RBA governor, Philip Lowe has delivered a speech at the Australian National University's Crawford Australian Leadership Forum, where the central issue was growth of Global and Australian economy. Over 2017, the global economy has improved on broad base. After nearly a decade, the healing process after the financial crisis is well advanced, although there is still plenty of scar tissue. Although there are some fault lines, the Chinese economy has continued to grow, while in Europe, it has been a few years now since the underlying problems last erupted. Globally, monetary policy remains accommodative and there has been a lot of financial system repair and fiscal policy is no longer contractionary. Hence, it was expected that Australia is in a better position than earlier.Further, at some point, the cyclical upswing is anticipated, and beyond that, much depends upon demographics and technology. Many developed economies, as well as China and Korea are face big demographic challenges as populations are stagnant or declining.
Australia's longer-term prospects remain positive
In Australia, it is likely that growth over the next couple of years will be a bit stronger than it has been recently and expected to be aided by the pick-up in the global economy. The return of mining investment to more normal levels is almost complete. Monetary policy continues to provide support and survey-based measures of business conditions have improved noticeably. Employment growth has also strengthened over recent months. However, in near term economy is expected face some headwinds as with slower growth in their real incomes, decline in average hours worked and the nature of employment. Hence, there is a recalibration of expectations going on as house debt levels are moving up and, high housing prices in a few cities. Over the past couple of weeks there has been much discussion of Australia's record run of 26 years without a technical recession and it was considered as a significant achievement and done better than most countries over an extended period.

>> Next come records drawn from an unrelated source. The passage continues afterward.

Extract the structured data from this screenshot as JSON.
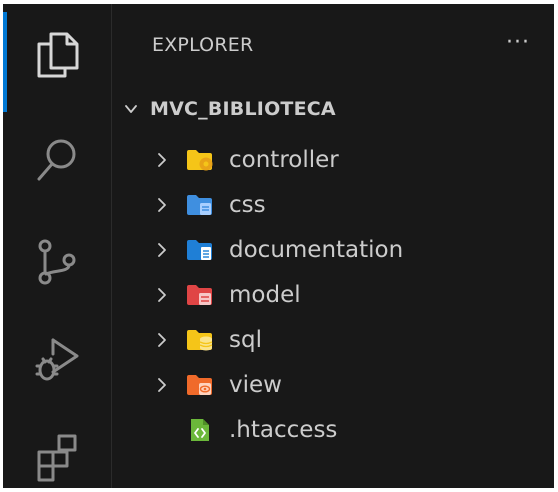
{
  "sidebar": {
    "title": "EXPLORER",
    "more_actions_label": "···",
    "root_folder": "MVC_BIBLIOTECA",
    "items": [
      {
        "label": "controller",
        "kind": "folder",
        "icon": "folder-controller-icon",
        "color": "#f5c518",
        "badge_color": "#e8a317"
      },
      {
        "label": "css",
        "kind": "folder",
        "icon": "folder-css-icon",
        "color": "#3f8fe0",
        "badge_color": "#a9cfff"
      },
      {
        "label": "documentation",
        "kind": "folder",
        "icon": "folder-docs-icon",
        "color": "#1f7fd6",
        "badge_color": "#ffffff"
      },
      {
        "label": "model",
        "kind": "folder",
        "icon": "folder-model-icon",
        "color": "#e04545",
        "badge_color": "#f7c7c7"
      },
      {
        "label": "sql",
        "kind": "folder",
        "icon": "folder-database-icon",
        "color": "#f5c518",
        "badge_color": "#fbe48a"
      },
      {
        "label": "view",
        "kind": "folder",
        "icon": "folder-view-icon",
        "color": "#f06a2a",
        "badge_color": "#ffd2bd"
      },
      {
        "label": ".htaccess",
        "kind": "file",
        "icon": "htaccess-file-icon",
        "color": "#6bb83a",
        "badge_color": "#ffffff"
      }
    ]
  },
  "activity_bar": {
    "items": [
      {
        "name": "explorer-icon",
        "active": true
      },
      {
        "name": "search-icon",
        "active": false
      },
      {
        "name": "source-control-icon",
        "active": false
      },
      {
        "name": "run-debug-icon",
        "active": false
      },
      {
        "name": "extensions-icon",
        "active": false
      }
    ]
  },
  "theme": {
    "background": "#181818",
    "text": "#cccccc",
    "accent": "#0078d4"
  }
}
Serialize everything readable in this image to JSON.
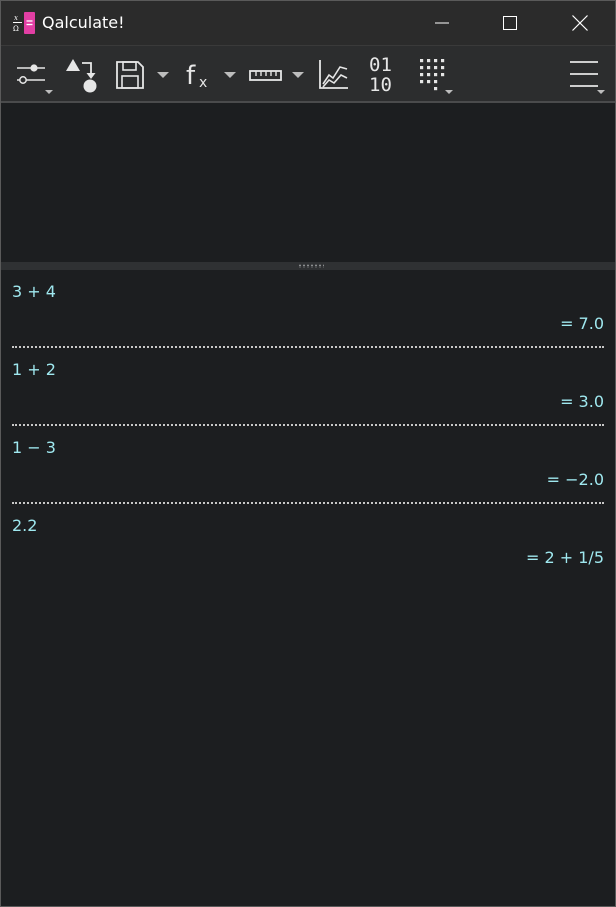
{
  "window": {
    "title": "Qalculate!",
    "app_icon": "qalculate-app-icon"
  },
  "toolbar": {
    "buttons": [
      {
        "icon": "mode-sliders-icon",
        "has_menu": true
      },
      {
        "icon": "convert-icon",
        "has_menu": false
      },
      {
        "icon": "save-icon",
        "has_menu": true
      },
      {
        "icon": "function-icon",
        "label": "f",
        "sub": "x",
        "has_menu": true
      },
      {
        "icon": "units-ruler-icon",
        "has_menu": true
      },
      {
        "icon": "plot-icon",
        "has_menu": false
      },
      {
        "icon": "number-bases-icon",
        "label_top": "01",
        "label_bottom": "10",
        "has_menu": false
      },
      {
        "icon": "keypad-icon",
        "has_menu": true
      },
      {
        "icon": "hamburger-menu-icon",
        "has_menu": true
      }
    ]
  },
  "expression": {
    "value": "",
    "placeholder": ""
  },
  "history": [
    {
      "expression": "3 + 4",
      "result": "= 7.0"
    },
    {
      "expression": "1 + 2",
      "result": "= 3.0"
    },
    {
      "expression": "1 − 3",
      "result": "= −2.0"
    },
    {
      "expression": "2.2",
      "result": "= 2 + 1∕5"
    }
  ],
  "colors": {
    "background": "#1c1e20",
    "titlebar": "#2b2b2b",
    "toolbar": "#2c2d2e",
    "history_text": "#9fe8ef",
    "icon": "#e6e6e6"
  }
}
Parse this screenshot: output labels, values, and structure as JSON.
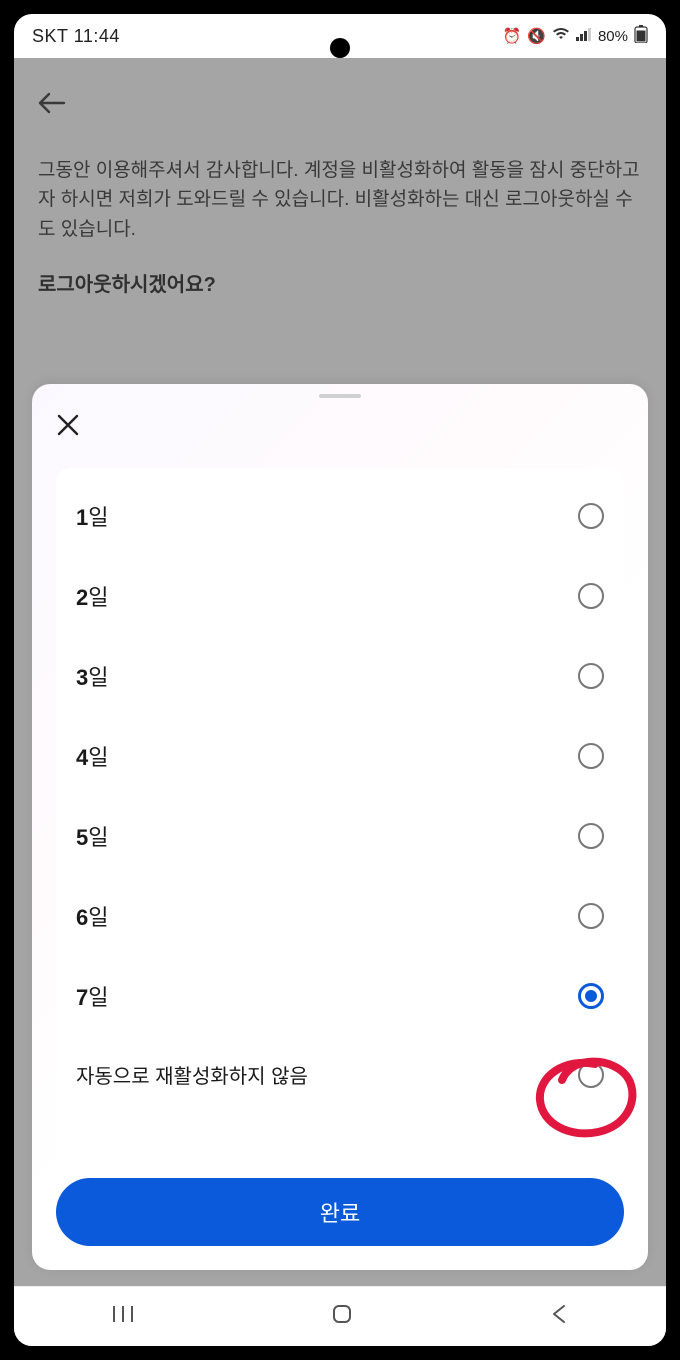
{
  "statusBar": {
    "carrier": "SKT",
    "time": "11:44",
    "batteryText": "80%"
  },
  "background": {
    "bodyText": "그동안 이용해주셔서 감사합니다. 계정을 비활성화하여 활동을 잠시 중단하고자 하시면 저희가 도와드릴 수 있습니다. 비활성화하는 대신 로그아웃하실 수도 있습니다.",
    "heading": "로그아웃하시겠어요?"
  },
  "sheet": {
    "options": [
      {
        "label": "1일",
        "selected": false
      },
      {
        "label": "2일",
        "selected": false
      },
      {
        "label": "3일",
        "selected": false
      },
      {
        "label": "4일",
        "selected": false
      },
      {
        "label": "5일",
        "selected": false
      },
      {
        "label": "6일",
        "selected": false
      },
      {
        "label": "7일",
        "selected": true
      },
      {
        "label": "자동으로 재활성화하지 않음",
        "selected": false
      }
    ],
    "doneLabel": "완료"
  }
}
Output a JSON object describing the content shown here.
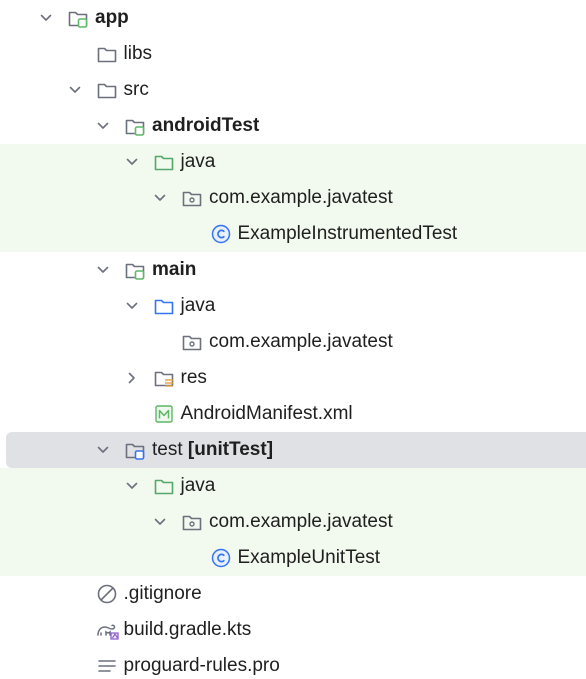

But, over those 26 years country had three periods of rising unemployment and strong population growth has also flattered headline growth figures.Natural resources remain the main export earner, but Australians are increasingly employed in service industries. Right across the spectrum, competitive advantage is increasingly built on technology and management capability.
On technology, there are great advances being made in the material sciences, in power generation and storage, in genetics and the health sciences, and in computing and artificial intelligence. Although, it is difficult to be sure how these will all play out, but advances in these areas open possibilities and can transform economies and form the basis for a new wave of global investment and higher living standards. The sheer scale of global markets means that the potential gains to innovators who can tap into these markets can be huge. At the same time, innovative technologies and globalization create some losers.